To prepare for these expectations, CHROs and HR leaders must become data savvy, Ray said. They need to use data to support their suggestions for courses of action that will achieve ESG goals.
"A CHRO needs to sit there with their C-suite colleagues and think of the human capital strategy as part of the business strategy," Ray said. "They should not sit in the corner waiting to be noticed." On the contrary, Ray continued, the people strategy should be something to galvanize the company around.

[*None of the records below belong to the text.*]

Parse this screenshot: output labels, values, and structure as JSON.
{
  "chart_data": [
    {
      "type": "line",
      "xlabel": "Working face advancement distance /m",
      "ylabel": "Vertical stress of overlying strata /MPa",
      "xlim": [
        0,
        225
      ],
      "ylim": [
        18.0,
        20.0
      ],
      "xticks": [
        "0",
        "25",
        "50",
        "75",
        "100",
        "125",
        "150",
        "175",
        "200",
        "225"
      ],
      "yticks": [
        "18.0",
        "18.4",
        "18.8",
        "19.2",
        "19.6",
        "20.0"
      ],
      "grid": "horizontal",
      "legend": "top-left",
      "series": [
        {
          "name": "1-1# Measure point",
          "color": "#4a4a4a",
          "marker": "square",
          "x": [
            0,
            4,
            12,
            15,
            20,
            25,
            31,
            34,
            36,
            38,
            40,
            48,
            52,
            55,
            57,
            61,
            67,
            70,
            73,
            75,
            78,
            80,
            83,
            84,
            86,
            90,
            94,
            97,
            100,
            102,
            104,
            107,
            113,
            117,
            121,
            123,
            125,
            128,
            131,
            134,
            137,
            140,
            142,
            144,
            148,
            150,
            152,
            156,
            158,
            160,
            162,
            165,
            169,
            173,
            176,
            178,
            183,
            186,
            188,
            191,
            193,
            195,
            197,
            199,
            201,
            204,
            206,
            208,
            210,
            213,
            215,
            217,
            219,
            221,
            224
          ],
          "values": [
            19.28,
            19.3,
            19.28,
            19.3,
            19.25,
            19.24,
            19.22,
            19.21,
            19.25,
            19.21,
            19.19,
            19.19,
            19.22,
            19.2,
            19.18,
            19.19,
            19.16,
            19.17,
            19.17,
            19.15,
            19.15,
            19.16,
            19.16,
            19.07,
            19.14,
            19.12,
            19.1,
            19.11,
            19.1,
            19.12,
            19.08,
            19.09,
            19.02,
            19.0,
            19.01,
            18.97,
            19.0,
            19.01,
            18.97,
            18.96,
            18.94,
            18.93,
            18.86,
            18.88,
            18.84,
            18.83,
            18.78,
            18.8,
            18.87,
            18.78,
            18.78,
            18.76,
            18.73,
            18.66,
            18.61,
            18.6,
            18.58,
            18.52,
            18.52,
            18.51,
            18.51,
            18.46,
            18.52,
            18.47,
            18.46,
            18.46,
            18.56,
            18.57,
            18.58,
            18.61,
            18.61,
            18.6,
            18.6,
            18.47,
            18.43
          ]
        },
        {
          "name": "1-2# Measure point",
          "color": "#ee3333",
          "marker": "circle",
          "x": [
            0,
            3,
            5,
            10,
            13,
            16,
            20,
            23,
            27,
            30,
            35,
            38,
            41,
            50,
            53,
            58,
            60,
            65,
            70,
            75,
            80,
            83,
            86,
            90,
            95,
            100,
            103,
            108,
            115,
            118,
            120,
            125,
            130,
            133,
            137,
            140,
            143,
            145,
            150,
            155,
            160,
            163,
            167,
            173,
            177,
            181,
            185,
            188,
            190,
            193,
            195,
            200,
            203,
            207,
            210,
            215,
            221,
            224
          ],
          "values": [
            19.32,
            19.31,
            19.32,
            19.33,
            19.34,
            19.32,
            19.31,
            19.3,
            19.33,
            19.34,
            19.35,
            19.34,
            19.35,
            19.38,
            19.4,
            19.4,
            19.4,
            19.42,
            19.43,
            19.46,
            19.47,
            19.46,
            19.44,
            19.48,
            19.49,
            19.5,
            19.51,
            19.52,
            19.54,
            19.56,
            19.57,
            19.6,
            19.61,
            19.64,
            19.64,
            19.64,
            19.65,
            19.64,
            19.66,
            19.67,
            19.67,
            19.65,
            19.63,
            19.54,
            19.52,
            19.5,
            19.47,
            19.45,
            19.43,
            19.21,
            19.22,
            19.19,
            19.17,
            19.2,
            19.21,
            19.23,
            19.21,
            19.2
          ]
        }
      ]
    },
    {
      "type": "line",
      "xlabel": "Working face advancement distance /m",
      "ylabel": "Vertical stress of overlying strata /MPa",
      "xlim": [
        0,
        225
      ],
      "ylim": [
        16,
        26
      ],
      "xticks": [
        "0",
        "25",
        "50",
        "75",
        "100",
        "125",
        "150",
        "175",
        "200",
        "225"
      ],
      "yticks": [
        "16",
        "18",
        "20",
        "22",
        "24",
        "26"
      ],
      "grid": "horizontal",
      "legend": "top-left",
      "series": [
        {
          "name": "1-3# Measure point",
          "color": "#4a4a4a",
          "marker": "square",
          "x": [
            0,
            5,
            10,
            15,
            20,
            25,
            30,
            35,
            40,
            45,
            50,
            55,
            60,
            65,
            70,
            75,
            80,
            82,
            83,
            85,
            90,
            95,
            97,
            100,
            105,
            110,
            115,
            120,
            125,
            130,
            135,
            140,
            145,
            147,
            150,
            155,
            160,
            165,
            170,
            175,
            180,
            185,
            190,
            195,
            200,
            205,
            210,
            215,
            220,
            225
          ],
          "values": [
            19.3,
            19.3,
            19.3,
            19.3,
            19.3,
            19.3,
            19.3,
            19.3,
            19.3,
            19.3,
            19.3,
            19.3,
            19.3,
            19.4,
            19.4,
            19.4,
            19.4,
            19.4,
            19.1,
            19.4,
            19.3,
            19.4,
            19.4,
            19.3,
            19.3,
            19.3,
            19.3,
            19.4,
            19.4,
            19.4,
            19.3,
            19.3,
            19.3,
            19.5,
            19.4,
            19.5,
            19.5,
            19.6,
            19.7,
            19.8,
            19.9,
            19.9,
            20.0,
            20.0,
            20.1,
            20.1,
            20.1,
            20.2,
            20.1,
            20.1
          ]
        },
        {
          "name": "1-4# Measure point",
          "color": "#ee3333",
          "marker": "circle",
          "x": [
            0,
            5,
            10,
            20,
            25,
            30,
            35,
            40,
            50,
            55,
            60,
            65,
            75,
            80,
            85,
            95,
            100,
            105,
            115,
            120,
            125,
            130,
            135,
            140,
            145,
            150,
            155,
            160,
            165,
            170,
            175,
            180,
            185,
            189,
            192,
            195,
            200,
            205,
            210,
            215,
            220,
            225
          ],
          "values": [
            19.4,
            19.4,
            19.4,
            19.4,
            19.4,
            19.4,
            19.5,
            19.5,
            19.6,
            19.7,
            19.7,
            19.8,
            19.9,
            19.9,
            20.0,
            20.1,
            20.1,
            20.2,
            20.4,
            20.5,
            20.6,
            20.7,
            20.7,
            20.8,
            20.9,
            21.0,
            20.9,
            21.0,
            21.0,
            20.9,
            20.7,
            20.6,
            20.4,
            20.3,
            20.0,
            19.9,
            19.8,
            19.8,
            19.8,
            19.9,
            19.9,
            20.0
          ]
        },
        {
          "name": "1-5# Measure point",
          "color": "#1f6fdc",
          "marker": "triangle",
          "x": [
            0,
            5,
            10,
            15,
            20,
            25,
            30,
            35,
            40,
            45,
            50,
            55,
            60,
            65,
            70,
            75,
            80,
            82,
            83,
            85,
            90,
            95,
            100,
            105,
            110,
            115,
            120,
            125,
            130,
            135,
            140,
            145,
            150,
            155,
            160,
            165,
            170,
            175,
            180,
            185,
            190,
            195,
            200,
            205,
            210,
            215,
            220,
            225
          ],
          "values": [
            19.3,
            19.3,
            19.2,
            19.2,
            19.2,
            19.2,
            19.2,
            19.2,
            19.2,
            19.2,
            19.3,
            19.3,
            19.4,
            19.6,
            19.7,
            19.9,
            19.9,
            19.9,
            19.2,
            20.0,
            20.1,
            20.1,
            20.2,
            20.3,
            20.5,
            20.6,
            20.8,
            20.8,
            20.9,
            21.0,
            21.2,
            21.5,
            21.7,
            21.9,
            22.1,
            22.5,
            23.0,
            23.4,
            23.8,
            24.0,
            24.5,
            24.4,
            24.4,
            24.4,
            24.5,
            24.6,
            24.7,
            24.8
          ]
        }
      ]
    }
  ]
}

HR leaders should expect more questions about DEI from board members — smarter, more detailed questions, Delves said; "We've got more diverse members coming on the board. And more diverse members ask more diverse questions, no doubt about that."
Expect questions about goal-setting, Niedfeldt-Thomas said. "Is your company tracking the diversity of the board? Employees? Management? Are they setting goals for how they are going to get there?" she said. "All of that work takes staff time. If a company isn't investing in all of that, you could have some challenges."
A charge to lead
In good news, HR is in a position to lead the way — including by finding leaders who demonstrate the company's purported values and who understand how ESG can drive solid employee experience, Holmstrom said.
"HR can absolutely own DEI as a strategic priority for the organization," she said. "HR can absolutely own shifts toward a more innovative culture."
The fallout from the COVID-19 pandemic only further emphasized why people strategy matters, Ray said. Building a solid employer brand matters, and ESG will be intrinsically linked to it – particularly in driving changes beyond glossy ad materials. "If you want to attract the best and brightest, your inside has to match your outside," Ray said.
To accomplish those goals, however, HR will need to reach across the company and form partnerships with various departments. Building a company's leadership pipeline, for example, may not live exclusively in HR, Niedfeldt-Thomas said; "Teams have to work cross-functionally to be able to accomplish more."
Above all, an increased focus on ESG means HR has an opportunity to lead the way, sources said, particularly on DEI.
"[DEI] is no longer just something that is kept in the back of a company. This is being disclosed to investors now. Investors are asking about it," Niedfeldt-Thomas said. "It's important for leaders to understand that the world has changed."